I was thinking about my beginnings as a writer, that part of what I wanted to do is that I wanted to have books that I never got to read. I felt like I had wonderful literature, and teachers, and read amazing authors. But I ached for somebody whose aunt was a tía, not an aunt, you know? I wanted to see my Latina culture in the books that I read. And so I kind of wrote those missing places in my shelf. And I was thinking that one of the things that I've been yearning for as I grow older, is having books about characters who are older women, especially. What is it like to be an elder in a community? What does it feel like to address what that means in your own life? And so I think part of it was wanting to address what it means to be an elder without, not with a cliche or in a poky, you know, viejita, wise woman kind of way. No — what is it really like to be growing older, and to try to figure out who you are in this stage of life. 

On the erasure of identity, culture, and class as portrayed in her novel Afterlife

[The protagonist is] irritated sometimes by how the diversity that a mainstream grants itself isn't granted to her ethnicity and culture, that there are differences from words to foods to histories between one group of Latinos and another. We're not all Hispanics. We're not all Latinx. There's this richness and this diversity that she feels isn't granted, even by people that are liberal-minded and that want to be aware of her ethnicity. It's just like, once they put her in that ethnicity, they just paint it with a broad brush. And she wants to be granted the full complexity of who she is. [...] And of course, there were issues of class. She's had certain advantages that these undocumented workers don't have, and she's very well aware of the power dynamics there. And it makes her feel uncomfortable. And yet she is the one with the power. So what is she going to do with it?
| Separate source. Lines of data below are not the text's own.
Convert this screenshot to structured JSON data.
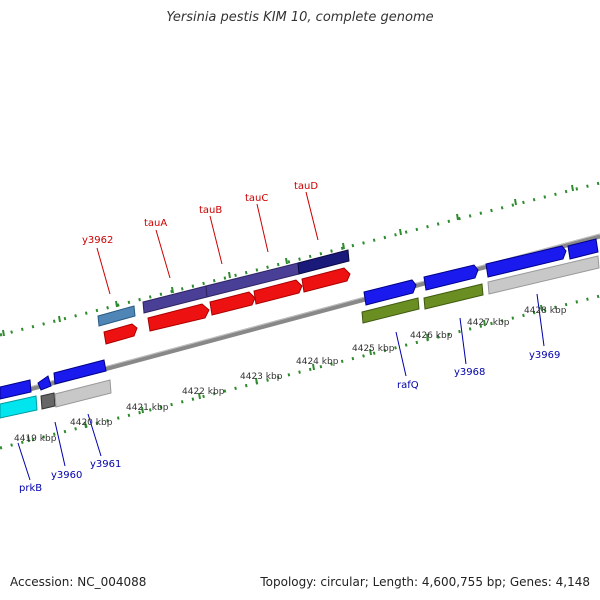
{
  "title": "Yersinia pestis KIM 10, complete genome",
  "accession_text": "Accession: NC_004088",
  "summary_text": "Topology: circular; Length: 4,600,755 bp; Genes: 4,148",
  "ticks": [
    "4419 kbp",
    "4420 kbp",
    "4421 kbp",
    "4422 kbp",
    "4423 kbp",
    "4424 kbp",
    "4425 kbp",
    "4426 kbp",
    "4427 kbp",
    "4428 kbp"
  ],
  "upper_labels": [
    "y3962",
    "tauA",
    "tauB",
    "tauC",
    "tauD"
  ],
  "lower_labels": [
    "prkB",
    "y3960",
    "y3961",
    "rafQ",
    "y3968",
    "y3969"
  ],
  "colors": {
    "upper_label": "#cc0000",
    "lower_label": "#0000aa",
    "backbone": "#888888",
    "dots": "#2e8b2e",
    "red": "#ee1111",
    "blue": "#1a1aee",
    "navy": "#1a1a7a",
    "purple": "#4a3f96",
    "steel": "#4f86b6",
    "olive": "#6b8e23",
    "cyan": "#00e5ee",
    "gray": "#c8c8c8",
    "darkgray": "#666666"
  }
}
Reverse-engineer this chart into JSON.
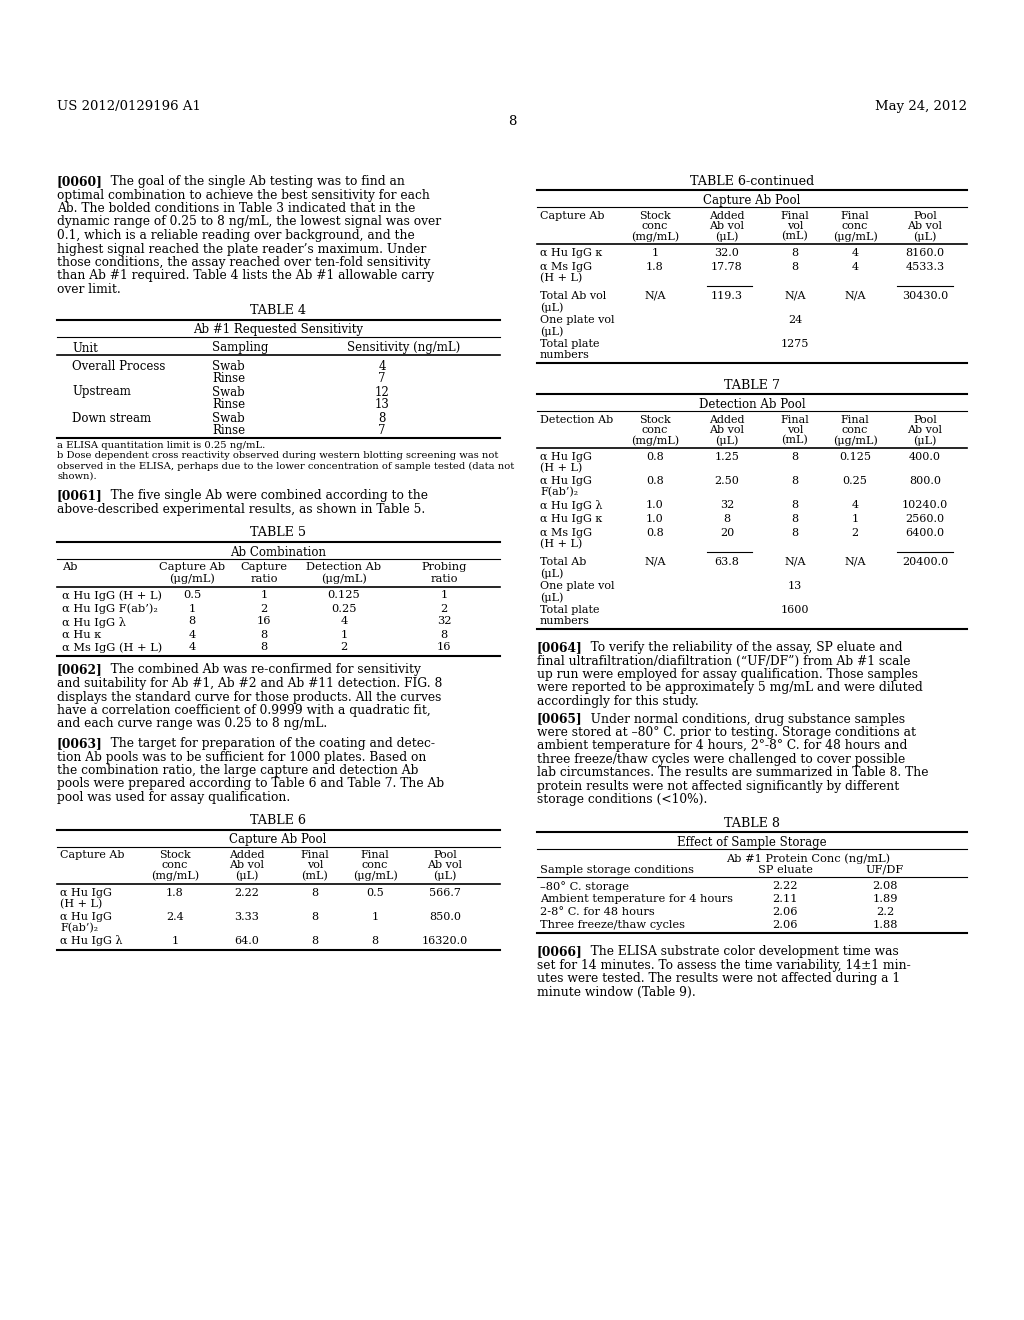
{
  "header_left": "US 2012/0129196 A1",
  "header_right": "May 24, 2012",
  "page_number": "8",
  "bg_color": "#ffffff",
  "para0060_bold": "[0060]",
  "para0060_rest_lines": [
    "   The goal of the single Ab testing was to find an",
    "optimal combination to achieve the best sensitivity for each",
    "Ab. The bolded conditions in Table 3 indicated that in the",
    "dynamic range of 0.25 to 8 ng/mL, the lowest signal was over",
    "0.1, which is a reliable reading over background, and the",
    "highest signal reached the plate reader’s maximum. Under",
    "those conditions, the assay reached over ten-fold sensitivity",
    "than Ab #1 required. Table 4 lists the Ab #1 allowable carry",
    "over limit."
  ],
  "table4_title": "TABLE 4",
  "table4_subtitle": "Ab #1 Requested Sensitivity",
  "table4_col1": "Unit",
  "table4_col2": "Sampling",
  "table4_col3": "Sensitivity (ng/mL)",
  "table4_rows": [
    [
      "Overall Process",
      "Swab",
      "4"
    ],
    [
      "",
      "Rinse",
      "7"
    ],
    [
      "Upstream",
      "Swab",
      "12"
    ],
    [
      "",
      "Rinse",
      "13"
    ],
    [
      "Down stream",
      "Swab",
      "8"
    ],
    [
      "",
      "Rinse",
      "7"
    ]
  ],
  "table4_fn_a": "a ELISA quantitation limit is 0.25 ng/mL.",
  "table4_fn_b_lines": [
    "b Dose dependent cross reactivity observed during western blotting screening was not",
    "observed in the ELISA, perhaps due to the lower concentration of sample tested (data not",
    "shown)."
  ],
  "para0061_bold": "[0061]",
  "para0061_rest_lines": [
    "   The five single Ab were combined according to the",
    "above-described experimental results, as shown in Table 5."
  ],
  "table5_title": "TABLE 5",
  "table5_subtitle": "Ab Combination",
  "table5_h1": "Ab",
  "table5_h2a": "Capture Ab",
  "table5_h2b": "(μg/mL)",
  "table5_h3a": "Capture",
  "table5_h3b": "ratio",
  "table5_h4a": "Detection Ab",
  "table5_h4b": "(μg/mL)",
  "table5_h5a": "Probing",
  "table5_h5b": "ratio",
  "table5_rows": [
    [
      "α Hu IgG (H + L)",
      "0.5",
      "1",
      "0.125",
      "1"
    ],
    [
      "α Hu IgG F(ab’)₂",
      "1",
      "2",
      "0.25",
      "2"
    ],
    [
      "α Hu IgG λ",
      "8",
      "16",
      "4",
      "32"
    ],
    [
      "α Hu κ",
      "4",
      "8",
      "1",
      "8"
    ],
    [
      "α Ms IgG (H + L)",
      "4",
      "8",
      "2",
      "16"
    ]
  ],
  "para0062_bold": "[0062]",
  "para0062_rest_lines": [
    "   The combined Ab was re-confirmed for sensitivity",
    "and suitability for Ab #1, Ab #2 and Ab #11 detection. FIG. 8",
    "displays the standard curve for those products. All the curves",
    "have a correlation coefficient of 0.9999 with a quadratic fit,",
    "and each curve range was 0.25 to 8 ng/mL."
  ],
  "para0063_bold": "[0063]",
  "para0063_rest_lines": [
    "   The target for preparation of the coating and detec-",
    "tion Ab pools was to be sufficient for 1000 plates. Based on",
    "the combination ratio, the large capture and detection Ab",
    "pools were prepared according to Table 6 and Table 7. The Ab",
    "pool was used for assay qualification."
  ],
  "table6_title": "TABLE 6",
  "table6_subtitle": "Capture Ab Pool",
  "table6_h1": "Capture Ab",
  "table6_h2": [
    "Stock",
    "conc",
    "(mg/mL)"
  ],
  "table6_h3": [
    "Added",
    "Ab vol",
    "(μL)"
  ],
  "table6_h4": [
    "Final",
    "vol",
    "(mL)"
  ],
  "table6_h5": [
    "Final",
    "conc",
    "(μg/mL)"
  ],
  "table6_h6": [
    "Pool",
    "Ab vol",
    "(μL)"
  ],
  "table6_rows": [
    [
      "α Hu IgG",
      "(H + L)",
      "1.8",
      "2.22",
      "8",
      "0.5",
      "566.7"
    ],
    [
      "α Hu IgG",
      "F(ab’)₂",
      "2.4",
      "3.33",
      "8",
      "1",
      "850.0"
    ],
    [
      "α Hu IgG λ",
      "",
      "1",
      "64.0",
      "8",
      "8",
      "16320.0"
    ]
  ],
  "table6cont_title": "TABLE 6-continued",
  "table6cont_subtitle": "Capture Ab Pool",
  "table6cont_rows": [
    [
      "α Hu IgG κ",
      "",
      "1",
      "32.0",
      "8",
      "4",
      "8160.0"
    ],
    [
      "α Ms IgG",
      "(H + L)",
      "1.8",
      "17.78",
      "8",
      "4",
      "4533.3"
    ]
  ],
  "table6cont_total_label1": "Total Ab vol",
  "table6cont_total_label2": "(μL)",
  "table6cont_total": [
    "N/A",
    "119.3",
    "N/A",
    "N/A",
    "30430.0"
  ],
  "table6cont_plate1_label1": "One plate vol",
  "table6cont_plate1_label2": "(μL)",
  "table6cont_plate1_val": "24",
  "table6cont_plate2_label1": "Total plate",
  "table6cont_plate2_label2": "numbers",
  "table6cont_plate2_val": "1275",
  "table7_title": "TABLE 7",
  "table7_subtitle": "Detection Ab Pool",
  "table7_h1": "Detection Ab",
  "table7_rows": [
    [
      "α Hu IgG",
      "(H + L)",
      "0.8",
      "1.25",
      "8",
      "0.125",
      "400.0"
    ],
    [
      "α Hu IgG",
      "F(ab’)₂",
      "0.8",
      "2.50",
      "8",
      "0.25",
      "800.0"
    ],
    [
      "α Hu IgG λ",
      "",
      "1.0",
      "32",
      "8",
      "4",
      "10240.0"
    ],
    [
      "α Hu IgG κ",
      "",
      "1.0",
      "8",
      "8",
      "1",
      "2560.0"
    ],
    [
      "α Ms IgG",
      "(H + L)",
      "0.8",
      "20",
      "8",
      "2",
      "6400.0"
    ]
  ],
  "table7_total_label1": "Total Ab",
  "table7_total_label2": "(μL)",
  "table7_total": [
    "N/A",
    "63.8",
    "N/A",
    "N/A",
    "20400.0"
  ],
  "table7_plate1_label1": "One plate vol",
  "table7_plate1_label2": "(μL)",
  "table7_plate1_val": "13",
  "table7_plate2_label1": "Total plate",
  "table7_plate2_label2": "numbers",
  "table7_plate2_val": "1600",
  "para0064_bold": "[0064]",
  "para0064_rest_lines": [
    "   To verify the reliability of the assay, SP eluate and",
    "final ultrafiltration/diafiltration (“UF/DF”) from Ab #1 scale",
    "up run were employed for assay qualification. Those samples",
    "were reported to be approximately 5 mg/mL and were diluted",
    "accordingly for this study."
  ],
  "para0065_bold": "[0065]",
  "para0065_rest_lines": [
    "   Under normal conditions, drug substance samples",
    "were stored at –80° C. prior to testing. Storage conditions at",
    "ambient temperature for 4 hours, 2°-8° C. for 48 hours and",
    "three freeze/thaw cycles were challenged to cover possible",
    "lab circumstances. The results are summarized in Table 8. The",
    "protein results were not affected significantly by different",
    "storage conditions (<10%)."
  ],
  "table8_title": "TABLE 8",
  "table8_subtitle": "Effect of Sample Storage",
  "table8_subsubtitle": "Ab #1 Protein Conc (ng/mL)",
  "table8_col1": "Sample storage conditions",
  "table8_col2": "SP eluate",
  "table8_col3": "UF/DF",
  "table8_rows": [
    [
      "–80° C. storage",
      "2.22",
      "2.08"
    ],
    [
      "Ambient temperature for 4 hours",
      "2.11",
      "1.89"
    ],
    [
      "2-8° C. for 48 hours",
      "2.06",
      "2.2"
    ],
    [
      "Three freeze/thaw cycles",
      "2.06",
      "1.88"
    ]
  ],
  "para0066_bold": "[0066]",
  "para0066_rest_lines": [
    "   The ELISA substrate color development time was",
    "set for 14 minutes. To assess the time variability, 14±1 min-",
    "utes were tested. The results were not affected during a 1",
    "minute window (Table 9)."
  ]
}
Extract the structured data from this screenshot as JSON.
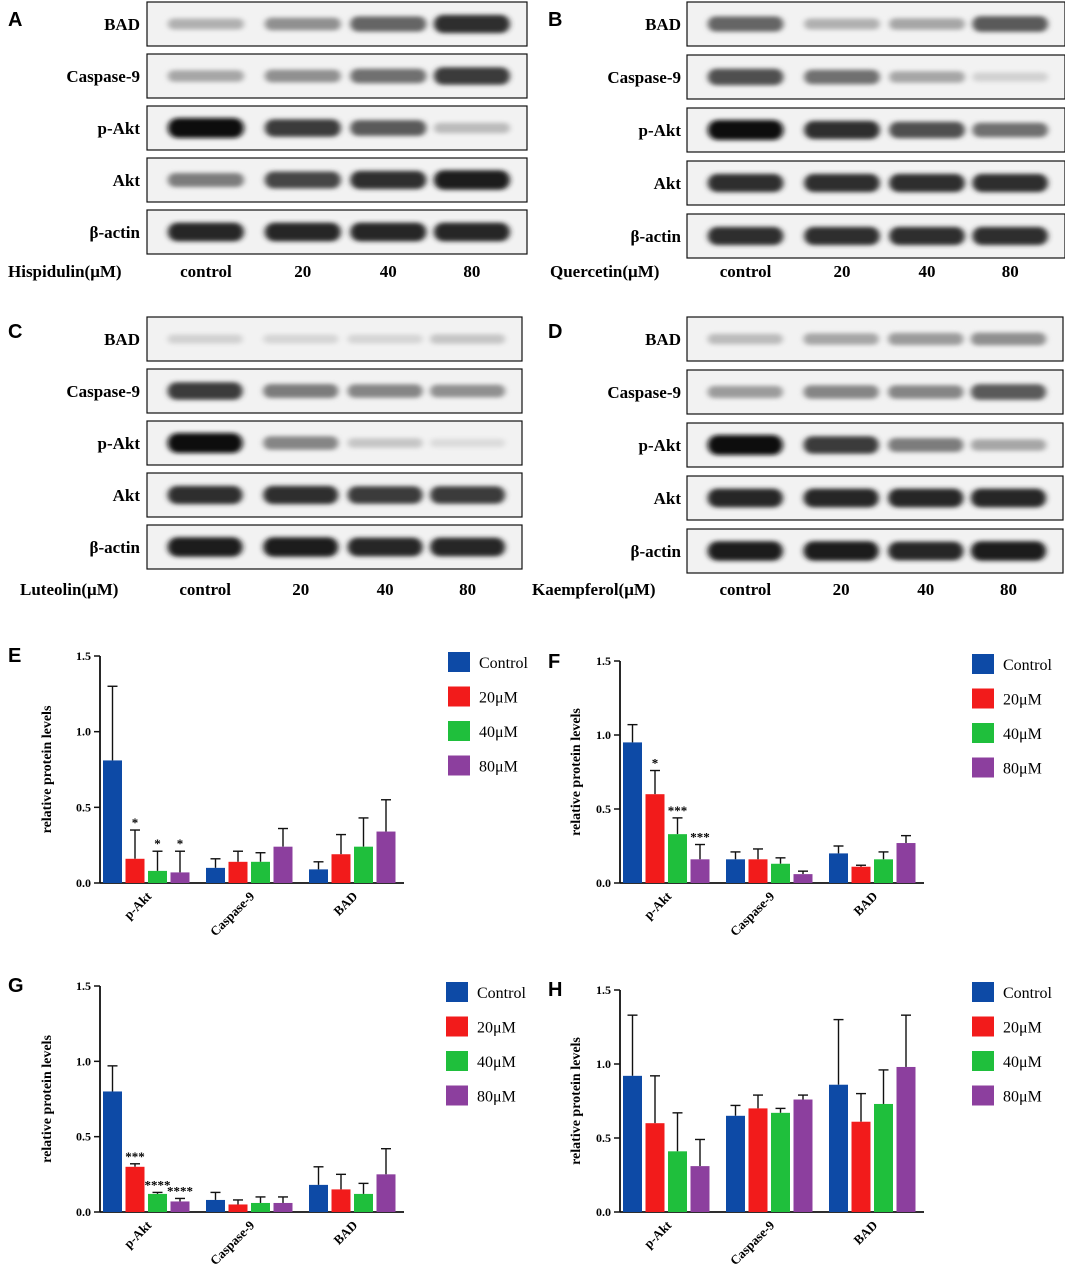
{
  "colors": {
    "control": "#0d4aa6",
    "m20": "#f21b1b",
    "m40": "#1fbf3c",
    "m80": "#8c3f9e"
  },
  "blot_panels": [
    {
      "letter": "A",
      "treatment": "Hispidulin(μM)",
      "rows": [
        "BAD",
        "Caspase-9",
        "p-Akt",
        "Akt",
        "β-actin"
      ],
      "lanes": [
        "control",
        "20",
        "40",
        "80"
      ],
      "intensity": [
        [
          0.25,
          0.4,
          0.6,
          0.85
        ],
        [
          0.3,
          0.4,
          0.55,
          0.8
        ],
        [
          1.0,
          0.8,
          0.65,
          0.2
        ],
        [
          0.5,
          0.75,
          0.85,
          0.95
        ],
        [
          0.9,
          0.9,
          0.9,
          0.9
        ]
      ]
    },
    {
      "letter": "B",
      "treatment": "Quercetin(μM)",
      "rows": [
        "BAD",
        "Caspase-9",
        "p-Akt",
        "Akt",
        "β-actin"
      ],
      "lanes": [
        "control",
        "20",
        "40",
        "80"
      ],
      "intensity": [
        [
          0.6,
          0.25,
          0.3,
          0.65
        ],
        [
          0.7,
          0.55,
          0.3,
          0.1
        ],
        [
          1.0,
          0.85,
          0.7,
          0.55
        ],
        [
          0.85,
          0.85,
          0.85,
          0.85
        ],
        [
          0.85,
          0.85,
          0.85,
          0.85
        ]
      ]
    },
    {
      "letter": "C",
      "treatment": "Luteolin(μM)",
      "rows": [
        "BAD",
        "Caspase-9",
        "p-Akt",
        "Akt",
        "β-actin"
      ],
      "lanes": [
        "control",
        "20",
        "40",
        "80"
      ],
      "intensity": [
        [
          0.1,
          0.08,
          0.08,
          0.15
        ],
        [
          0.8,
          0.5,
          0.45,
          0.4
        ],
        [
          1.0,
          0.45,
          0.15,
          0.05
        ],
        [
          0.85,
          0.85,
          0.8,
          0.8
        ],
        [
          0.95,
          0.95,
          0.9,
          0.9
        ]
      ]
    },
    {
      "letter": "D",
      "treatment": "Kaempferol(μM)",
      "rows": [
        "BAD",
        "Caspase-9",
        "p-Akt",
        "Akt",
        "β-actin"
      ],
      "lanes": [
        "control",
        "20",
        "40",
        "80"
      ],
      "intensity": [
        [
          0.2,
          0.3,
          0.35,
          0.4
        ],
        [
          0.35,
          0.45,
          0.45,
          0.65
        ],
        [
          1.0,
          0.8,
          0.5,
          0.3
        ],
        [
          0.9,
          0.9,
          0.9,
          0.9
        ],
        [
          0.95,
          0.95,
          0.9,
          0.95
        ]
      ]
    }
  ],
  "legend": [
    "Control",
    "20μM",
    "40μM",
    "80μM"
  ],
  "chart_data": [
    {
      "panel": "E",
      "type": "bar",
      "ylabel": "relative protein levels",
      "ylim": [
        0,
        1.5
      ],
      "yticks": [
        "0.0",
        "0.5",
        "1.0",
        "1.5"
      ],
      "categories": [
        "p-Akt",
        "Caspase-9",
        "BAD"
      ],
      "series": [
        {
          "name": "Control",
          "values": [
            0.81,
            0.1,
            0.09
          ],
          "errors": [
            0.49,
            0.06,
            0.05
          ]
        },
        {
          "name": "20μM",
          "values": [
            0.16,
            0.14,
            0.19
          ],
          "errors": [
            0.19,
            0.07,
            0.13
          ]
        },
        {
          "name": "40μM",
          "values": [
            0.08,
            0.14,
            0.24
          ],
          "errors": [
            0.13,
            0.06,
            0.19
          ]
        },
        {
          "name": "80μM",
          "values": [
            0.07,
            0.24,
            0.34
          ],
          "errors": [
            0.14,
            0.12,
            0.21
          ]
        }
      ],
      "annotations": [
        [
          "",
          "",
          ""
        ],
        [
          "*",
          "",
          ""
        ],
        [
          "*",
          "",
          ""
        ],
        [
          "*",
          "",
          ""
        ]
      ]
    },
    {
      "panel": "F",
      "type": "bar",
      "ylabel": "relative protein levels",
      "ylim": [
        0,
        1.5
      ],
      "yticks": [
        "0.0",
        "0.5",
        "1.0",
        "1.5"
      ],
      "categories": [
        "p-Akt",
        "Caspase-9",
        "BAD"
      ],
      "series": [
        {
          "name": "Control",
          "values": [
            0.95,
            0.16,
            0.2
          ],
          "errors": [
            0.12,
            0.05,
            0.05
          ]
        },
        {
          "name": "20μM",
          "values": [
            0.6,
            0.16,
            0.11
          ],
          "errors": [
            0.16,
            0.07,
            0.01
          ]
        },
        {
          "name": "40μM",
          "values": [
            0.33,
            0.13,
            0.16
          ],
          "errors": [
            0.11,
            0.04,
            0.05
          ]
        },
        {
          "name": "80μM",
          "values": [
            0.16,
            0.06,
            0.27
          ],
          "errors": [
            0.1,
            0.02,
            0.05
          ]
        }
      ],
      "annotations": [
        [
          "",
          "",
          ""
        ],
        [
          "*",
          "",
          ""
        ],
        [
          "***",
          "",
          ""
        ],
        [
          "***",
          "",
          ""
        ]
      ]
    },
    {
      "panel": "G",
      "type": "bar",
      "ylabel": "relative protein levels",
      "ylim": [
        0,
        1.5
      ],
      "yticks": [
        "0.0",
        "0.5",
        "1.0",
        "1.5"
      ],
      "categories": [
        "p-Akt",
        "Caspase-9",
        "BAD"
      ],
      "series": [
        {
          "name": "Control",
          "values": [
            0.8,
            0.08,
            0.18
          ],
          "errors": [
            0.17,
            0.05,
            0.12
          ]
        },
        {
          "name": "20μM",
          "values": [
            0.3,
            0.05,
            0.15
          ],
          "errors": [
            0.02,
            0.03,
            0.1
          ]
        },
        {
          "name": "40μM",
          "values": [
            0.12,
            0.06,
            0.12
          ],
          "errors": [
            0.01,
            0.04,
            0.07
          ]
        },
        {
          "name": "80μM",
          "values": [
            0.07,
            0.06,
            0.25
          ],
          "errors": [
            0.02,
            0.04,
            0.17
          ]
        }
      ],
      "annotations": [
        [
          "",
          "",
          ""
        ],
        [
          "***",
          "",
          ""
        ],
        [
          "****",
          "",
          ""
        ],
        [
          "****",
          "",
          ""
        ]
      ]
    },
    {
      "panel": "H",
      "type": "bar",
      "ylabel": "relative protein levels",
      "ylim": [
        0,
        1.5
      ],
      "yticks": [
        "0.0",
        "0.5",
        "1.0",
        "1.5"
      ],
      "categories": [
        "p-Akt",
        "Caspase-9",
        "BAD"
      ],
      "series": [
        {
          "name": "Control",
          "values": [
            0.92,
            0.65,
            0.86
          ],
          "errors": [
            0.41,
            0.07,
            0.44
          ]
        },
        {
          "name": "20μM",
          "values": [
            0.6,
            0.7,
            0.61
          ],
          "errors": [
            0.32,
            0.09,
            0.19
          ]
        },
        {
          "name": "40μM",
          "values": [
            0.41,
            0.67,
            0.73
          ],
          "errors": [
            0.26,
            0.03,
            0.23
          ]
        },
        {
          "name": "80μM",
          "values": [
            0.31,
            0.76,
            0.98
          ],
          "errors": [
            0.18,
            0.03,
            0.35
          ]
        }
      ],
      "annotations": [
        [
          "",
          "",
          ""
        ],
        [
          "",
          "",
          ""
        ],
        [
          "",
          "",
          ""
        ],
        [
          "",
          "",
          ""
        ]
      ]
    }
  ]
}
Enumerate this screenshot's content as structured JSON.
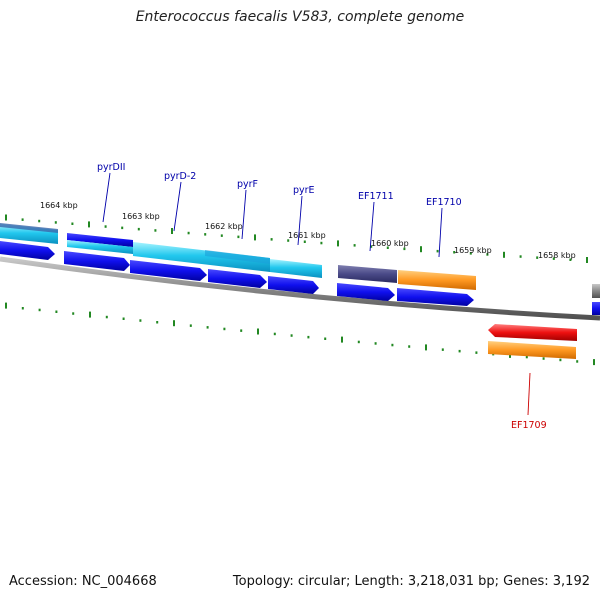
{
  "title": "Enterococcus faecalis V583, complete genome",
  "footer": {
    "accession": "Accession: NC_004668",
    "summary": "Topology: circular; Length: 3,218,031 bp; Genes: 3,192"
  },
  "ticks": [
    {
      "label": "1664 kbp"
    },
    {
      "label": "1663 kbp"
    },
    {
      "label": "1662 kbp"
    },
    {
      "label": "1661 kbp"
    },
    {
      "label": "1660 kbp"
    },
    {
      "label": "1659 kbp"
    },
    {
      "label": "1658 kbp"
    }
  ],
  "genes": [
    {
      "name": "pyrDII",
      "color": "#0000aa"
    },
    {
      "name": "pyrD-2",
      "color": "#0000aa"
    },
    {
      "name": "pyrF",
      "color": "#0000aa"
    },
    {
      "name": "pyrE",
      "color": "#0000aa"
    },
    {
      "name": "EF1711",
      "color": "#0000aa"
    },
    {
      "name": "EF1710",
      "color": "#0000aa"
    },
    {
      "name": "EF1709",
      "color": "#cc0000"
    }
  ],
  "colors": {
    "cyan": "#22bbee",
    "blue": "#1111ee",
    "navy": "#0000cc",
    "purple": "#4a4a8a",
    "orange": "#ff9922",
    "red": "#ee1111",
    "gray": "#888888",
    "tick": "#228822"
  }
}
On the tensions between art and activism

I've often felt, coming from the Dominican Republic and going back there, that there's a kind of privilege that I feel uncomfortable with. So much needs to be done when I go back to the D.R., that I just feel like, "What am I doing, writing? I should put my energy, my resources, my whole attention on this." But you also have to serve according to your nature. And activism that is sustainable has to come from what you're deeply passionate about. Because, I think doing loving work in the world, even if it's not ostensibly activist, is a kind of activism. It's helping to create a beloved community.